Another reason could be that that recovery rate is much slower than the death rate — so it takes people much longer to recover from Covid-19, than to die from it. As a result, the numbers may be skewed, and it will take more time before the larger number of those who recover get included in the data. It is this explanation that was provided by Nasima Sultana, the Directorate General of Health Services (DGHS) additional director general when Netra News asked her about the death rate, “Those who are dying are severe cases and they are suffering from other diseases. Due to their co-morbidities, they are dying within 5-7 days. It takes a longer time to recover from Covid-19 and that is why the number of deaths is higher. .. We don’t believe that over 50% people will die if they [were] found positive for Covid-19 in Bangladesh.”
A third reason could be that the figure under-counts the number of total recoveries. In Bangladesh, as in other countries, after a person is tested positive, they are not always hospitalised. A significant number of those who test positive isolate at home or elsewhere. It is quite possible that whilst DGHS can count the patients who recover in hospital, it is less able to keep tabs on those confirmed cases who recover outside hospital. Assuming this to be so, when those numbers are added into the statistics, the closed case death rate will decline. Indeed, Nasima Sultana had earlier told the New Age newspaper that they are finding it difficult to communicate with those who are isolating at home, “We cannot conduct the two mandatory confirmatory tests to declare them free of infections as they are missing from our record.” (It is also possible, of course, that some of these people die at home – rather than recover – and these cases are not included in the total number of deaths.) However, even if it is the case that the number of recoveries only refers to those who had been hospitalised, the closed case death rate would suggest that once tested positive and admitted to hospital, a person only has a 50:50 chance of surviving — which in itself is a matter of concern.
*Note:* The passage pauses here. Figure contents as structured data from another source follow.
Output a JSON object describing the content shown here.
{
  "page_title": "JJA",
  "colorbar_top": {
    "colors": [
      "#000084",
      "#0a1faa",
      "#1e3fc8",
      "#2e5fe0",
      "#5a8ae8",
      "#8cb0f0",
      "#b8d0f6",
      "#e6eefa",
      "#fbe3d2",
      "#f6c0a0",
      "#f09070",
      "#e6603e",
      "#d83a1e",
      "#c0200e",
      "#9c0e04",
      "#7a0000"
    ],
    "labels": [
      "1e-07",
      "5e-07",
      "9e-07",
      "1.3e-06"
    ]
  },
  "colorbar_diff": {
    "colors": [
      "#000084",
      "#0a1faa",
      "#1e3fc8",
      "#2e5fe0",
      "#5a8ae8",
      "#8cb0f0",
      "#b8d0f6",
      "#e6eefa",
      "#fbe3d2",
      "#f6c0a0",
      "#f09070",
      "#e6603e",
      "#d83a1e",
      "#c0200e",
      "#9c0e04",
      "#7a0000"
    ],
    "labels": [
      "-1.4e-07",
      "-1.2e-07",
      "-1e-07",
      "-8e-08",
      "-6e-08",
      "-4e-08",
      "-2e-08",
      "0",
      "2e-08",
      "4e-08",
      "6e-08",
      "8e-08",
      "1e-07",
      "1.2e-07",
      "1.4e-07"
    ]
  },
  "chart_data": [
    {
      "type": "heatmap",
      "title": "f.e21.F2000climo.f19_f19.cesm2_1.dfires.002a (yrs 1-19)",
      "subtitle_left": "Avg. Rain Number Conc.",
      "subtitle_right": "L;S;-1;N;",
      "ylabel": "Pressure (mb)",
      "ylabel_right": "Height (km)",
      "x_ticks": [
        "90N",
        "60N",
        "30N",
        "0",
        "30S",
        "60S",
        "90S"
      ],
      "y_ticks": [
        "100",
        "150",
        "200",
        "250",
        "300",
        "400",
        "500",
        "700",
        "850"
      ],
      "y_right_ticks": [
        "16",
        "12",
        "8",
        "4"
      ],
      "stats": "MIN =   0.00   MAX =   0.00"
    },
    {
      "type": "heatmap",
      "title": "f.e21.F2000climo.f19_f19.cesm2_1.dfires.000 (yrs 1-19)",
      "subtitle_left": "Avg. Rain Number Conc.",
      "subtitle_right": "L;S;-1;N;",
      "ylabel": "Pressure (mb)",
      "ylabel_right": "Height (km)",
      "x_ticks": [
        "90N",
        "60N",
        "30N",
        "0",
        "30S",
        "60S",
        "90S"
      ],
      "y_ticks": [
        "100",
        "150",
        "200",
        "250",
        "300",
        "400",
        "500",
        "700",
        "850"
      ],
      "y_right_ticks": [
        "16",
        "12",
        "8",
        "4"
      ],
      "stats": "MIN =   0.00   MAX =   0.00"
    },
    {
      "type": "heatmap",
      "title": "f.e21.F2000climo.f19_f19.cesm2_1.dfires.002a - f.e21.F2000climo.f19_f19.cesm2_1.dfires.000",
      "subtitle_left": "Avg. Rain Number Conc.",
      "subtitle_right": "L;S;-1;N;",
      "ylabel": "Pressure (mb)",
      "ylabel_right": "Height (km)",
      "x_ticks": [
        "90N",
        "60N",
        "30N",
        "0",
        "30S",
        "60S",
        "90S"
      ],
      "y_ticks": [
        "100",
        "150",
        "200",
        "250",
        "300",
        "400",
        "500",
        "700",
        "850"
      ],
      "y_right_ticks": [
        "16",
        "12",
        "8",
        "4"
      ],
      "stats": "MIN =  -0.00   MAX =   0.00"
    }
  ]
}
WHO’s office in Bangladesh did not comment further on the closed case death rate. Bercaru Catalin-Constantin, its head of communications, said, “We don’t have any further comments on publications on our website. From our perspective, the issues and numbers are self-explanatory and this is why we don’t have any further comments.”
So where does that leave us? Though the closed death rate percentage is certainly concerning, there are also reasons to suggest that the rate may decline in the weeks ahead. Indeed, it is slowly declining now (as each day more recoveries are being announced than deaths) with the percentage slowly reducing from a high of 56 percent on April 17th. This, however, is a figure to keep one’s eyes on, because if levels of recovery do not increase significantly and the closed case death rate does not decline, Bangladesh has a serious problem.●
Correction: An earlier version of the article mistakenly stated that the Bangladesh rate was 20 times that of Sri Lanka. It is in fact 10 times.